Maybe I was moved to tears on more than one page by his compassion for the world at large & the recognition of some uncertain solution thereby with his passion for economics, or being equally honest about his faults as well as his fearlessness to be utterly self-aware, or in agreement with his collective dreams, in order to contribute something to the world, after the end of the war. And in unison with the sober picture of Bert in his military uniform, on page 8 as a plaintive reminder of intimacy that puts a face to the voice of reason in the midst of chaos. Like Bert, I struggled to understand the senselessness of war & why nobody could figure out how to end the conflict & prevent the incalculable loss of life, or exactly who decided their fate w/regard to his subsequent daily missions.
Maybe, I was moved to tears because I knew how much longer the war would actually last & acknowledged his anxiety in retrospect that there wasn’t anything I could do or say or write in a return letter, to help Bert & save him from his own despondency, in a downward spiral of sadness & depression, both figuratively & literally.
Maybe I liked Bert & his book so much more because we both aspired to be writers in our own unique way & I was encouraged by his tenacity & motivated by his discipline when I found that Bert had barricaded himself in his fraternity house while at Colorado College in the summer of 1941, to diligently write 27 short stories. So, Bert was already a published writer of stories & essays while he flew B-17s over Europe during the war & then later when he flew fighters, as a pilot in a P-51 Mustang.
I’m systemically inspired by his short yet productive life & overall heroic achievements, still deeply saddened by the fact that he died so young, at 24; as another misfortunate & careless statistic randomly dictated by Lady Luck, which haplessly curtailed any plans he had hoped to pursue, after the war. Bert will definitely be missed, yet left a legacy of some classified portion of his soul for us to always remember.
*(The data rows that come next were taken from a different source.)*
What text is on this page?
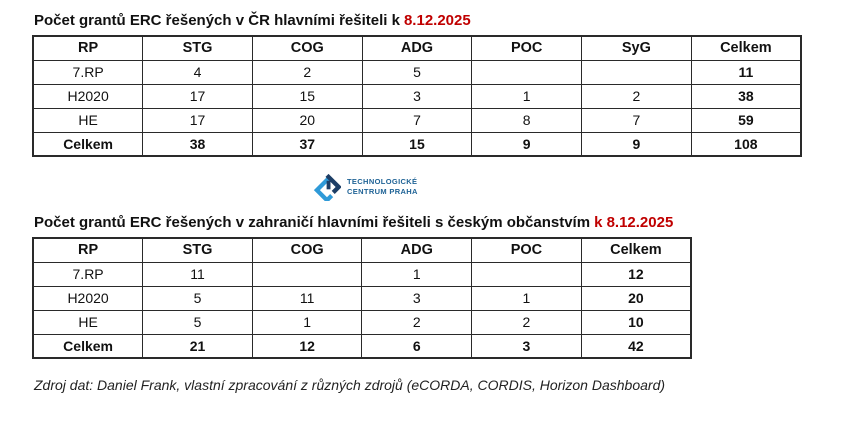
Počet grantů ERC řešených v ČR hlavními řešiteli k 8.12.2025
RP	STG	COG	ADG	POC	SyG	Celkem
7.RP	4	2	5			11
H2020	17	15	3	1	2	38
HE	17	20	7	8	7	59
Celkem	38	37	15	9	9	108
TECHNOLOGICKÉ
CENTRUM PRAHA
Počet grantů ERC řešených v zahraničí hlavními řešiteli s českým občanstvím k 8.12.2025
RP	STG	COG	ADG	POC	Celkem
7.RP	11		1		12
H2020	5	11	3	1	20
HE	5	1	2	2	10
Celkem	21	12	6	3	42

Zdroj dat: Daniel Frank, vlastní zpracování z různých zdrojů (eCORDA, CORDIS, Horizon Dashboard)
I like Bert & enjoyed his book, Serenade to the Big Bird, published posthumously after the war in 1947, presumably in England, as the first printing in America was 5 years later, in 1952. I would also like to read some of his ‘stories & essays’ in the 3 books edited by Robert F. Cooper; Midnight Serenade, Serenade to the World from 30,000 & The Final Serenade. Also, the book about Bert’s life by Mr. Cooper, called Serenade to the Blue Lady.
I will fondly remember Bert lying in a grassy meadow between missions, feeding candy bars to hungry horses & friendly kids, or imagine him trying to sing forgotten lyrics to a favorite song, or virtually struggle with him in the cockpit to keep the wing-tips of his B-17 from touching the other bombers on both sides, in close formation; when forced to fly straight through a belligerent blast of flak from enemy guns below, while he prays for Lady Luck to shield his fellow airmen from a spray of bullets from enemy fighters, as hundreds of B-17 bombers with the same deadly payload dropped their robotic bombs on an unfamiliar target far below the scattered clouds. Bert says, maybe, the war will end tomorrow, or not, just take me back to England safe & sound, so I can write another letter home & get more sack time before my next mission, tomorrow, probably.
‘What I wanted to do tomorrow was ski down Baldy up at Sun Valley, or wade out into the surf at Santa Monica, and get all knocked out in the waves, and come in and lie in the sun all afternoon.’
Me too, Bert! But, good-bye for now & rest in peace, buddy!
Book review by Jack Dunsmoor, author of the book, OK2BG.